Where these to colors of glass mix, a reaction takes place, resulting, in this case, in the range of brown colors, as seen in the close-up above.

(Many glasses containing sulfur/selenium can also be stained if fired with silver.)

Serving platter using French vanilla and light turquoise cascade and inclusion specialty glass from Bullseye - emphasis on cascading effect and gravitational pull in the manufacturing process.
When these sheets of glass are created, the molten Light turquoise and French vanilla come out of separate crucibles and flow downward (or cascade,) covering the rolling sheet.  Where the touch and begin to mix (infusion), the reaction occurs.  Think of the image above as a flow of hot, molten glasses flowing together just prior to cooling to a solid state.

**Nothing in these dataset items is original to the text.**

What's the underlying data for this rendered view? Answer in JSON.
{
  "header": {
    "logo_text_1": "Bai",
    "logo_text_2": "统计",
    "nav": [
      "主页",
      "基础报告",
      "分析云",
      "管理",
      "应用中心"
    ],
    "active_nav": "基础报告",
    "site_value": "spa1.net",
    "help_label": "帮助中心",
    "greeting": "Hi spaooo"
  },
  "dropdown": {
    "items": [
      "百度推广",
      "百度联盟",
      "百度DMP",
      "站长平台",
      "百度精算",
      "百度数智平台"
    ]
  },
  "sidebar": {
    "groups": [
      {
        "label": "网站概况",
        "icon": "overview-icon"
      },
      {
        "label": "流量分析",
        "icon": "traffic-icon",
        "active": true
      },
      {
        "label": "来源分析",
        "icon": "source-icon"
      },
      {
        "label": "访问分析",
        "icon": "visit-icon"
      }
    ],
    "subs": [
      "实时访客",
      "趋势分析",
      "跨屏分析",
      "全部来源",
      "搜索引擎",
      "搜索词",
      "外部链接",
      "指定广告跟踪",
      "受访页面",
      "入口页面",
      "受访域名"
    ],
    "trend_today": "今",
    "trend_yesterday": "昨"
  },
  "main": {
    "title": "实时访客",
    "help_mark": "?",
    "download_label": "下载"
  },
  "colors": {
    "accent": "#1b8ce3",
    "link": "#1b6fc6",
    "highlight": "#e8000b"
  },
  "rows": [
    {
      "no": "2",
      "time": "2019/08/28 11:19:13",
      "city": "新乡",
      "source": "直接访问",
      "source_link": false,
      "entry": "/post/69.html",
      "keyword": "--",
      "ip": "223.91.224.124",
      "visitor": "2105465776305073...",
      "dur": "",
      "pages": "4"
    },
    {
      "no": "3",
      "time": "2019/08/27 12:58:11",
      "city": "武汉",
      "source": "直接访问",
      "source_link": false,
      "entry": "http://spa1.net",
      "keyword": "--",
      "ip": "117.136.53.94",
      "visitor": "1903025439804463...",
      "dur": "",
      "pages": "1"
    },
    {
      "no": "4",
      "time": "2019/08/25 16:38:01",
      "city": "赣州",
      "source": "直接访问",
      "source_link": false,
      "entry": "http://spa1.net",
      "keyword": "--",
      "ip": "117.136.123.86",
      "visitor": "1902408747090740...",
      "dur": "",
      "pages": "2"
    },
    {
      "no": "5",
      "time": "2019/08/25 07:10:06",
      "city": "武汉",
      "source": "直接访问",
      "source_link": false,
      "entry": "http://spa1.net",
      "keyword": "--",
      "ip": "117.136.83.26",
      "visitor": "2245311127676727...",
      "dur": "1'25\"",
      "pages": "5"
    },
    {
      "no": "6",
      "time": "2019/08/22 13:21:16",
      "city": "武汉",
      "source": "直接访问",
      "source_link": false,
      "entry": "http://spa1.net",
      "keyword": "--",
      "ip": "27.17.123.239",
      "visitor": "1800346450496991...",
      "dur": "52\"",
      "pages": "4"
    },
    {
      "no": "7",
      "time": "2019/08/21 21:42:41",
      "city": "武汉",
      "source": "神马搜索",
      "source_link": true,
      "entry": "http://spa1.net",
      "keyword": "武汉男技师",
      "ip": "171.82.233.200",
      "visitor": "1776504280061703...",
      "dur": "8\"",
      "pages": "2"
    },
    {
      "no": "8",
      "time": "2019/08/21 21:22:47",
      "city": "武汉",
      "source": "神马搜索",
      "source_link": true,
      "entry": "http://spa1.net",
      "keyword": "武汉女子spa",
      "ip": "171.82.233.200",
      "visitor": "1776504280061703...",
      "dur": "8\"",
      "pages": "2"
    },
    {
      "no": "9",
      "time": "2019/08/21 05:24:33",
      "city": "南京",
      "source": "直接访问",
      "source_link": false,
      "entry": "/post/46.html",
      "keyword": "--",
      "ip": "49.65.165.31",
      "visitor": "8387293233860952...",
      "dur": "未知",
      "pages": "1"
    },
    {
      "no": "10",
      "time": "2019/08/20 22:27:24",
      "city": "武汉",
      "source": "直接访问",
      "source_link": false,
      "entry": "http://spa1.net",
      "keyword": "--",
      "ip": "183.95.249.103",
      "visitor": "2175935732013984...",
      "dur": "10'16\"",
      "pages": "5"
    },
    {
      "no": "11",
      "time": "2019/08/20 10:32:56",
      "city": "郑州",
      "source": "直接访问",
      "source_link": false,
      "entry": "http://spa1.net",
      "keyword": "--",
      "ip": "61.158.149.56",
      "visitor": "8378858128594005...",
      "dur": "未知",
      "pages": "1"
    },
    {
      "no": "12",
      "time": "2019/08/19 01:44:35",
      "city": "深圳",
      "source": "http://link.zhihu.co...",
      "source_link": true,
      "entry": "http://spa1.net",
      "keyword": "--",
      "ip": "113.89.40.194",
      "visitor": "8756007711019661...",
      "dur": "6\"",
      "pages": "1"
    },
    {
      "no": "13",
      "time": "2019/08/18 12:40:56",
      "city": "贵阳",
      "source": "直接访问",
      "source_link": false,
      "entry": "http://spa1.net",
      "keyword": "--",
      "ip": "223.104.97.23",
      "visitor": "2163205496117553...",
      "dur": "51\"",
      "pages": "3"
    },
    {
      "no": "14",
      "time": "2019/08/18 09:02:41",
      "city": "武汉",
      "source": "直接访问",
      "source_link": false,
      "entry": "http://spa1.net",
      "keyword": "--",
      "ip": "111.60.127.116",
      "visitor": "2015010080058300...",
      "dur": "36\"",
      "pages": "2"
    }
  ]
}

Serving platter using French vanilla and light turquoise cascade and inclusion specialty glass from Bullseye.
I cut this piece of cascade and infused glass to form this large serving bowl, then fused it with a sheet of clear 2mm glass.  For the second firing, the combined glasses were slumped into the bowl shape.

The set of coasters sited in yesterday's post contains the scraps (mostly French vanilla,) remaining from this larger piece.